Kazachse nationaliteit
V-nummer: [#]
mede namens haar minderjarige zoon:
[naam]
(gemachtigde: mr. T.E. van Houwelingen-Boer),
en

de minister van Asiel en Migratie, verweerder

(gemachtigde: mr. M. Smeulders)

Inleiding

1. In deze uitspraak beoordeelt de voorzieningenrechter het verzoek tot het treffen van een voorlopige voorziening.
1.1.
Verzoekster en haar zoon hebben zich op 25 november 2024 gevestigd in de gemeente Medemblik.
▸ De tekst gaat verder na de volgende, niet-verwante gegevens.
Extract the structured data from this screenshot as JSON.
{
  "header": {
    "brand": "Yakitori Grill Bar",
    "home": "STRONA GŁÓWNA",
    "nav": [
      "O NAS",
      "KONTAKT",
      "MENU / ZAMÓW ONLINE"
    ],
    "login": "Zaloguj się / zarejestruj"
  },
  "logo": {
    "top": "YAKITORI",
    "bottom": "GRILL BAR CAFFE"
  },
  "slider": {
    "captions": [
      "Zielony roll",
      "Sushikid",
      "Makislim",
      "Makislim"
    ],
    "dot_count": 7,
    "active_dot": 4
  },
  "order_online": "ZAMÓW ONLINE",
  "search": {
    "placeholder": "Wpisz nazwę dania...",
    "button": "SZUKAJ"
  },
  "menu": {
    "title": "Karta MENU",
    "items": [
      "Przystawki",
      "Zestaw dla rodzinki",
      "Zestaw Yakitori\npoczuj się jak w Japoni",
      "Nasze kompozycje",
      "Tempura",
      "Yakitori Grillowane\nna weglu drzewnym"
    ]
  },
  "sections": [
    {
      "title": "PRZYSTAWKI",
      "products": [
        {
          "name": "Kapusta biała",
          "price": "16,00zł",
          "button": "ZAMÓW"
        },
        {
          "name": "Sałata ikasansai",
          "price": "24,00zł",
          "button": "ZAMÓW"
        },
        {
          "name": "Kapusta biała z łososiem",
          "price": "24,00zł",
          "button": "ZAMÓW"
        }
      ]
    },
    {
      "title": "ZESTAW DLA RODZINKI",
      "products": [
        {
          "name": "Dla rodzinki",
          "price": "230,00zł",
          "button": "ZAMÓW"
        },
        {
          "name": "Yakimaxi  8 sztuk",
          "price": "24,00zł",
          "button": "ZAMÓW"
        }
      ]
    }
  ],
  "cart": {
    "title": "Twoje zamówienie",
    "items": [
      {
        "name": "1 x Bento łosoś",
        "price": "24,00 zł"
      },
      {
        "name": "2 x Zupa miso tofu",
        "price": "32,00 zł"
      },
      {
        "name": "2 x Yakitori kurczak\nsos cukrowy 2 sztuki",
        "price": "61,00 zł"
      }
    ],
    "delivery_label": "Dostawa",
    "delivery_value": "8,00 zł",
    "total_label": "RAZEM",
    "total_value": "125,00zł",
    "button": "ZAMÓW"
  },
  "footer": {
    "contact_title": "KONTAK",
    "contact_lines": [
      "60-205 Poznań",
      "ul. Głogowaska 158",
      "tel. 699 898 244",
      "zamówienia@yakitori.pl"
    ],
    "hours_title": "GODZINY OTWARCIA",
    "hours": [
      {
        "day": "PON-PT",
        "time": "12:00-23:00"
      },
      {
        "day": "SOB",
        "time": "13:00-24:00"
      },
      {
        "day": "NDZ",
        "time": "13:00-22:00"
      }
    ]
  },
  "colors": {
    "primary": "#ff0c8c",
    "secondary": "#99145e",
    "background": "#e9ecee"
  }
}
Bij besluit van 13 december 2024 (het primaire besluit) heeft verweerder aan verzoekster kenbaar gemaakt dat zij niet onder de Richtlijn Tijdelijke Bescherming [1] (hierna: RTB) valt.
1.2.
Verzoekster heeft tegen het primaire besluit op 9 januari 2025 bezwaar gemaakt. Zij heeft op 10 februari 2025 de voorzieningenrechter verzocht om een voorlopige voorziening hangende bezwaar te treffen.
1.3.
Verweerder heeft op 13 februari 2025 schriftelijk op het verzoek gereageerd.
1.4.
De voorzieningenrechter doet op grond van artikel 8:83, vierde lid, van de Algemene wet bestuursrecht (Awb) uitspraak zonder zitting.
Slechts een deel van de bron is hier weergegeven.